Technically, the image gathered by the telescopes working in combination is in spatial frequency, basically how quickly bright changes to dark as you scan over the actual image.  For example, a square divided into a white rectangle and a black rectangle has a lower spatial frequency than one divided into thin black and white stripes.  It's possible to reconstruct a visual image from information about the spatial frequency, and the more information you have, the better the reconstruction.  This sort of reconstruction is widely used in many fields, including astronomy, medical imaging and the image compression that lets us stream video over the internet.

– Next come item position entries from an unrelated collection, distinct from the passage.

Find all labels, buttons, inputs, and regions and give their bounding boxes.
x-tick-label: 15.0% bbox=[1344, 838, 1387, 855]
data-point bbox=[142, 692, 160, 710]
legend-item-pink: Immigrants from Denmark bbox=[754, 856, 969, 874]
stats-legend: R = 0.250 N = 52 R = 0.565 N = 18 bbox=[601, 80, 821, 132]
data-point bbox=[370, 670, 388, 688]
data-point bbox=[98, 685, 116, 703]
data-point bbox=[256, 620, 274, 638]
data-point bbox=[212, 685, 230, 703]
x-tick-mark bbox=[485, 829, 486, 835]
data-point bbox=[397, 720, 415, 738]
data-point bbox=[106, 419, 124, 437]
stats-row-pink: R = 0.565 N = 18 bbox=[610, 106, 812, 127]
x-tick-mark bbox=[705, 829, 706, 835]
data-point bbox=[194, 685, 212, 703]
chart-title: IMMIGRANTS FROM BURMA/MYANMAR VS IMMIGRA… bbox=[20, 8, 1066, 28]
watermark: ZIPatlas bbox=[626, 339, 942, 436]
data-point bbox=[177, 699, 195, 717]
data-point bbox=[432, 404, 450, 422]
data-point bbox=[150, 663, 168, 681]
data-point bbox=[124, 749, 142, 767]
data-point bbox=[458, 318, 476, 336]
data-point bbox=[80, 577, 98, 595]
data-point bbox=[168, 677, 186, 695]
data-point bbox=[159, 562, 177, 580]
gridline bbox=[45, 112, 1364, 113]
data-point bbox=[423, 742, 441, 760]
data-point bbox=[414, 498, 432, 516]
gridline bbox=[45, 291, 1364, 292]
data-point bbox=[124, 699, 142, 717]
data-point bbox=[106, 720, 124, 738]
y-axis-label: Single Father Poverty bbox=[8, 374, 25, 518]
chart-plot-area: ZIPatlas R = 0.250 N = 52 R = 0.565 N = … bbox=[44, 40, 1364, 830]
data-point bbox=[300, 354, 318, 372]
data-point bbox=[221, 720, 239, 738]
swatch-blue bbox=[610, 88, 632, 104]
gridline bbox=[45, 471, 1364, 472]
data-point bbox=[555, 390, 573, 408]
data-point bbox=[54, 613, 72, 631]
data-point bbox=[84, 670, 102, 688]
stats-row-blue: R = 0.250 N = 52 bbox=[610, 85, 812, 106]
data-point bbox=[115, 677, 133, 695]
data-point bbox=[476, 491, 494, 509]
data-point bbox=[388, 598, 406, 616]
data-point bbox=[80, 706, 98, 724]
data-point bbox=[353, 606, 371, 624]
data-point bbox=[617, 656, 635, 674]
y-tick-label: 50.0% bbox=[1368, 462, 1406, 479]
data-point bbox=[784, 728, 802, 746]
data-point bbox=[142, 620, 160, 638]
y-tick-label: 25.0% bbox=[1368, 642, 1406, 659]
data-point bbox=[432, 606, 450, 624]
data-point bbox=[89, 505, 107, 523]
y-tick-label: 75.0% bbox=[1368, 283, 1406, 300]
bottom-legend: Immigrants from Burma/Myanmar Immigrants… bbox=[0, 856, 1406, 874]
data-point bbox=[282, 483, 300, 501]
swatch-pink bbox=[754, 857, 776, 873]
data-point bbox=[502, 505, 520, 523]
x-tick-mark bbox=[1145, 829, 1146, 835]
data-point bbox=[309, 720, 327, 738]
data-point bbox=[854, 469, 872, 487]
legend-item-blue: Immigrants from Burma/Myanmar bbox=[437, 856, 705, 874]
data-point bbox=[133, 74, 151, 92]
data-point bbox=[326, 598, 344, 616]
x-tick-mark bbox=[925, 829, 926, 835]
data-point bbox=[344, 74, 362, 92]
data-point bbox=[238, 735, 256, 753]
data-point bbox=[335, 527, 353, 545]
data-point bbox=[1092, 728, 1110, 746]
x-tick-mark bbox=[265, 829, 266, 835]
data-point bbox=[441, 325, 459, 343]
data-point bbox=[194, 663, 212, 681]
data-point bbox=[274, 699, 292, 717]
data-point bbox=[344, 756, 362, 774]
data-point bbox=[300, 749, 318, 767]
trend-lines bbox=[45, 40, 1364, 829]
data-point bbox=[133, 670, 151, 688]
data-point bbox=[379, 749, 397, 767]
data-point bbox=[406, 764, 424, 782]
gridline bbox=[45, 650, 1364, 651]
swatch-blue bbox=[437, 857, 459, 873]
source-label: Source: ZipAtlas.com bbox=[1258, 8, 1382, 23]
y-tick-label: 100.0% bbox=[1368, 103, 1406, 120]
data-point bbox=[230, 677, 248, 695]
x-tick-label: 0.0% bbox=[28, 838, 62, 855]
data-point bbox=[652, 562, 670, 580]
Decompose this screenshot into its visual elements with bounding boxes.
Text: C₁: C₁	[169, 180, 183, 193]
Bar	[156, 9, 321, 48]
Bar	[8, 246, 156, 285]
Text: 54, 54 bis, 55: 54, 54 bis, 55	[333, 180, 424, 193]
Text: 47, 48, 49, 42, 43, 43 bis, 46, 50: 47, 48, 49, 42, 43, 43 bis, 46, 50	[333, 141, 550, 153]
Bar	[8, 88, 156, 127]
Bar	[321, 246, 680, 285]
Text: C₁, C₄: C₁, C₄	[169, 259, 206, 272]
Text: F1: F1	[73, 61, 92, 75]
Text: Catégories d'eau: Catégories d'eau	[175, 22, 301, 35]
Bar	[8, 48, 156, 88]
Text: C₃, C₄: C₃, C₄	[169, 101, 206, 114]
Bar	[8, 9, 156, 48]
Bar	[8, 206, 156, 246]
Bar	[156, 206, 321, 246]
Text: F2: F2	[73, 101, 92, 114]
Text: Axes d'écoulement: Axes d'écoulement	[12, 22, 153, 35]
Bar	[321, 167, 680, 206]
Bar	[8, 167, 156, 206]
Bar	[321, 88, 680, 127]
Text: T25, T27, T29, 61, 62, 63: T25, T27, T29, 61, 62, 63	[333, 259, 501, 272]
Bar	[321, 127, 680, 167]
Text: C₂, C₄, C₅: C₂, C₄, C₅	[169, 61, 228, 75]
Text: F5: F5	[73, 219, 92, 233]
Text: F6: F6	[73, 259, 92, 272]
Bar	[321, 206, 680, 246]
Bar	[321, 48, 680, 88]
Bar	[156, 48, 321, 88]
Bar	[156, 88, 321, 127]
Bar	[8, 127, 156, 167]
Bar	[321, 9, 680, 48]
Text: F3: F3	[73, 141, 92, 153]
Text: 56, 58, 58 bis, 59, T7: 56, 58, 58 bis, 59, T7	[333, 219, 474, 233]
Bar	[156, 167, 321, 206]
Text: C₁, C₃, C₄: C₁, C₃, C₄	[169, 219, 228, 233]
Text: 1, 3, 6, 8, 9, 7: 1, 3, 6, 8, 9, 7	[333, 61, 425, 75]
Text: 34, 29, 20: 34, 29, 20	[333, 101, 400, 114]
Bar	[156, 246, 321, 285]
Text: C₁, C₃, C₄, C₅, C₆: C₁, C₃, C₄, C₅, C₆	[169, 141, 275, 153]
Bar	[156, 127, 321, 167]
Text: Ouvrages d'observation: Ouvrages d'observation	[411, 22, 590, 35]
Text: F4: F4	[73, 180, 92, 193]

The exact spatial frequencies being measured depend on the distance (baseline) between the telescopes.  When the telescopes are spread across distant locations on the Earth, the image technique is called Very Long Baseline Interferometry (VLBI).  Interferometry refers to measuring how the signals from different telescopes interfere with each other, that is, whether they reinforce each other or cancel each other out when combined.  Very Long Baseline refers to, um ...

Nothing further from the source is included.